Consistency from the client point of view

We've discussed in a number of venues the opportunities that are made available when true POSIX semantics are given up. Truthfully very few file systems actually support POSIX; ext3 file systems don't enforce atomic writes across block boundaries without special flags, and NFS file systems don't even come close. Never the less, many people claim POSIX semantics, and many groups ask for them without knowing the costs associated.

PVFS2 does not provide POSIX semantics.

PVFS2 does provide guarantees of atomicity of writes to nonoverlapping regions, even noncontiguous nonoverlapping regions. This is to say that if your parallel application doesn't write to the same bytes, then you will get what you expect on subsequent reads.

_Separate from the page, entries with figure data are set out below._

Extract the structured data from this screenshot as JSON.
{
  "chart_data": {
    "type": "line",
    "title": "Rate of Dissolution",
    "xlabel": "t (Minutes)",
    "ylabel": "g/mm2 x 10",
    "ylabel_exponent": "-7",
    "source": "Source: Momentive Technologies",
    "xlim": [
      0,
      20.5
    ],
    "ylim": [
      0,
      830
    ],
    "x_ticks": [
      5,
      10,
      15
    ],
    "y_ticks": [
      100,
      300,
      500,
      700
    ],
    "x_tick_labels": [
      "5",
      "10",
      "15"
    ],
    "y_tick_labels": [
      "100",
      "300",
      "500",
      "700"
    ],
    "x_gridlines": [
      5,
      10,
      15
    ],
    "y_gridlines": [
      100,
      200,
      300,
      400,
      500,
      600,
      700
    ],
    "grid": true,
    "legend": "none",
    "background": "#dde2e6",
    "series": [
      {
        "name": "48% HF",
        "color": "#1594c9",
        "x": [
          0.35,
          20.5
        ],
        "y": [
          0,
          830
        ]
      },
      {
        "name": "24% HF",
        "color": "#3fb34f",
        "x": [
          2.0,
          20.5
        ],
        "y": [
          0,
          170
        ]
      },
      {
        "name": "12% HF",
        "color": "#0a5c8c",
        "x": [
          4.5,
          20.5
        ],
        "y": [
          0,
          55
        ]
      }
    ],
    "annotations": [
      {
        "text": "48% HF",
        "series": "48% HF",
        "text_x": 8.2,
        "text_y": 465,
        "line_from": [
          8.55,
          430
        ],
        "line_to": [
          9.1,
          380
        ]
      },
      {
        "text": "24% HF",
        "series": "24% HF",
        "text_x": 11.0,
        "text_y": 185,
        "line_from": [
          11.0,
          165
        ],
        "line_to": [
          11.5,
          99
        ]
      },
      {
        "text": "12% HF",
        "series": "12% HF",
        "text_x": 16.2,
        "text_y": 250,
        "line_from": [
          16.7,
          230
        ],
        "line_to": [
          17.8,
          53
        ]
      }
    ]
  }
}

This is enough to provide all the non-atomic mode semantics for MPI-IO. The atomic mode of MPI-IO will need support at a higher level. This will probably be done with enhancements to ROMIO rather than forcing more complicated infrastructure into the file system. There are good reasons to do this at the MPI-IO layer rather than in the file system, but that is outside the context of this document.

Caching of the directory hierarchy is permitted in PVFS2 for a configurable duration. This allows for some optimizations at the cost of windows of time during which the file system view might look different from one node than from another. The cache time value may be set to zero to avoid this behavior; however, we believe that users will not find this necessary.